West, 33, pointed to the former archbishop of York, John Sentamu, who is Black and retired last month, as well as other ethnic minority leaders in the country as evidence that people of color can advance.

He supported the right of protesters to take to the street, but took issue with their targeting of former British Prime Minister Winston Churchill, whose legacy of leading Britain to victory in World War II is tainted by evidence of racist and white supremacist views.

“My grandfather fought in the war. I feel it’s spitting in our face a little bit on the history; when your forefathers fought in that war, it’s a bit disrespectful,” he said.

“It went away from what was relevant and made it irrelevant in my view.”

Paul West pointed to the former archbishop of York, John Sentamu, who is Black and retired last month, among others as evidence that people of color can advance in the U.K.
Saphora Smith / NBC News

Many in this city, however, say that how history is portrayed is connected to the societal problems of today.

Olivia Wyatt, an undergraduate history student at the University of York, is working with northern schools to teach Black British history, inspired in part by her own experience of learning about the slave trade at school, where she said slavery was framed as largely American and only loosely connected to Britain.

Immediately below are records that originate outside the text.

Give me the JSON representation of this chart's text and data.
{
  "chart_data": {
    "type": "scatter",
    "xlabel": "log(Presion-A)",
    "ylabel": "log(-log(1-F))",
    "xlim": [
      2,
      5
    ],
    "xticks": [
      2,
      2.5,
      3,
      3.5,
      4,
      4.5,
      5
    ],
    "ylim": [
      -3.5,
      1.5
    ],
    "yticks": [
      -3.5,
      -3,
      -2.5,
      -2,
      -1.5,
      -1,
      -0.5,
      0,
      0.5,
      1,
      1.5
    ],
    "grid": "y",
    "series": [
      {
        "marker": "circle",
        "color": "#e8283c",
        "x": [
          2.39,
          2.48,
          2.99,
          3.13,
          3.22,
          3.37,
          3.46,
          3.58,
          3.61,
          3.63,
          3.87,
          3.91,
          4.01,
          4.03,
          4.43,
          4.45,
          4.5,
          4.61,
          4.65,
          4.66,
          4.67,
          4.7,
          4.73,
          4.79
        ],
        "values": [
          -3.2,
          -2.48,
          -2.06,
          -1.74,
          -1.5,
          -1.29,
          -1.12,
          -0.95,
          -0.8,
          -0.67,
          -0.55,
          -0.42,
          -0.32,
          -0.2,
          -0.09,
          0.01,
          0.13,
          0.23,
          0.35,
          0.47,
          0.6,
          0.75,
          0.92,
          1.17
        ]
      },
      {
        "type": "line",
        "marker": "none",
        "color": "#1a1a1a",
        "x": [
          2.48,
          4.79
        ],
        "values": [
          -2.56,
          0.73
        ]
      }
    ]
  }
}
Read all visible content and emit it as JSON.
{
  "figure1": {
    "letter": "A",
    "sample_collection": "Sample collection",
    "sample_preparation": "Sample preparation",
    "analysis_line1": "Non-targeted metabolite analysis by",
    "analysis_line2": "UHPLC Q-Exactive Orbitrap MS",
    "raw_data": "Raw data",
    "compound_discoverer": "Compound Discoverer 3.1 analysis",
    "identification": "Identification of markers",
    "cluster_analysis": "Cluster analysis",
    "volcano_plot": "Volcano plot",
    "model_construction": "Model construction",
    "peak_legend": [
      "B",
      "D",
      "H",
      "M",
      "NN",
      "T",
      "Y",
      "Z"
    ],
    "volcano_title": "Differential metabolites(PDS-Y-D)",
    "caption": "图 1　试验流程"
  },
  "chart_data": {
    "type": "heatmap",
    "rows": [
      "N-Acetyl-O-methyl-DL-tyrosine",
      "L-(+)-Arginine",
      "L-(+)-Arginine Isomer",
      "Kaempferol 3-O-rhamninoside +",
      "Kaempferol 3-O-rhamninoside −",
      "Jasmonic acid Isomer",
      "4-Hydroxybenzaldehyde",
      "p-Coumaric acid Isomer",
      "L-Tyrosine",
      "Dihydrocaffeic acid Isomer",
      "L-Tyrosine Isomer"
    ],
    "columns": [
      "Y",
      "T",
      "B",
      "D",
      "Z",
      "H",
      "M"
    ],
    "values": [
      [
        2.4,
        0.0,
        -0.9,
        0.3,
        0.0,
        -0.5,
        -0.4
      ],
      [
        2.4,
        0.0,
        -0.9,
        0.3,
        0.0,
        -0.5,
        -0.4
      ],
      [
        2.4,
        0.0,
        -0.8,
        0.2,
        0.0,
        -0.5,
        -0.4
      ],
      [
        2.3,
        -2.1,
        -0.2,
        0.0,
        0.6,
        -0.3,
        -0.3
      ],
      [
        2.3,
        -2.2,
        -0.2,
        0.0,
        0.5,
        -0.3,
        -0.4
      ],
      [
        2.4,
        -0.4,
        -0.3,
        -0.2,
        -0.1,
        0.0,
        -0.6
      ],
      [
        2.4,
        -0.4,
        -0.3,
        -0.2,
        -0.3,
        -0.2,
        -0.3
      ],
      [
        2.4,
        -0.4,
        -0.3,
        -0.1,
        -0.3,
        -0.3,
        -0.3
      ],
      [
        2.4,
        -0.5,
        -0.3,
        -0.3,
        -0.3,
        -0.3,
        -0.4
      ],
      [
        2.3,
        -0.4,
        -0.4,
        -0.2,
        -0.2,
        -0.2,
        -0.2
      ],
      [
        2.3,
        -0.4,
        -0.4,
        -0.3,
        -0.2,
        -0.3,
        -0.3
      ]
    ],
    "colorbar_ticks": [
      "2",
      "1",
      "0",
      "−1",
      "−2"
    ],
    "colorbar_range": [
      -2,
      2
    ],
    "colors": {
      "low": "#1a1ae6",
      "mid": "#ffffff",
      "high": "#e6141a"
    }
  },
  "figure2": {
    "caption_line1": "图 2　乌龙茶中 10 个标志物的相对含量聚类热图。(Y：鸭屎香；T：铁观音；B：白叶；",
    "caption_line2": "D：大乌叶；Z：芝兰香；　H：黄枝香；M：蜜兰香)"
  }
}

Otherwise Black Britons did not feature in the pages of her school history books, something she said can make people see Black British history as marginal and removed from their own lives.

“The danger of that is that they start to see Black and Asian or Black and brown people as not British,” Wyatt, 21, who is of African-Caribbean and Indian heritage, said by phone from her hometown, Leeds.

Young people in York appeared to be more comfortable with the nuances of the debate over racism in the U.K. All of the half a dozen or more teenagers and millennials who spoke to NBC News said they felt systemic racism was a problem in the U.K. and had actively tried to better educate themselves by reading or watching videos online.

Many pointed to social media as an important source of information that has exposed them to a global conversation on race, whether through celebrity endorsement of BLM, soccer players taking a knee on the field or people in their networks sharing information.

The global conversation is promoting concrete local activism as well.

Njie said she had in the past raised the issue of racism with the city council and had discussed an effort to hear the stories of those who had experienced racism in the city in order to implement change. But Njie said the council had dragged its feet and eventually nothing came of it.

But City Councillor Darryl Smalley said that the council was acting and that in response to Floyd’s death and the recent protests, it had set up an action group to come up with policies to tackle hate crime and racism in the city.

Floyd’s death and the subsequent protests also spurred Njie to set up Speak Up Diversity, a grassroots group that aims to tackle systematic and institutional racism in York, by focusing, among other things, on education, awareness and the reporting of racist incidents in the workplace.

“It’s an historic opportunity,” she said. “White people are actually coming and saying what can I do?”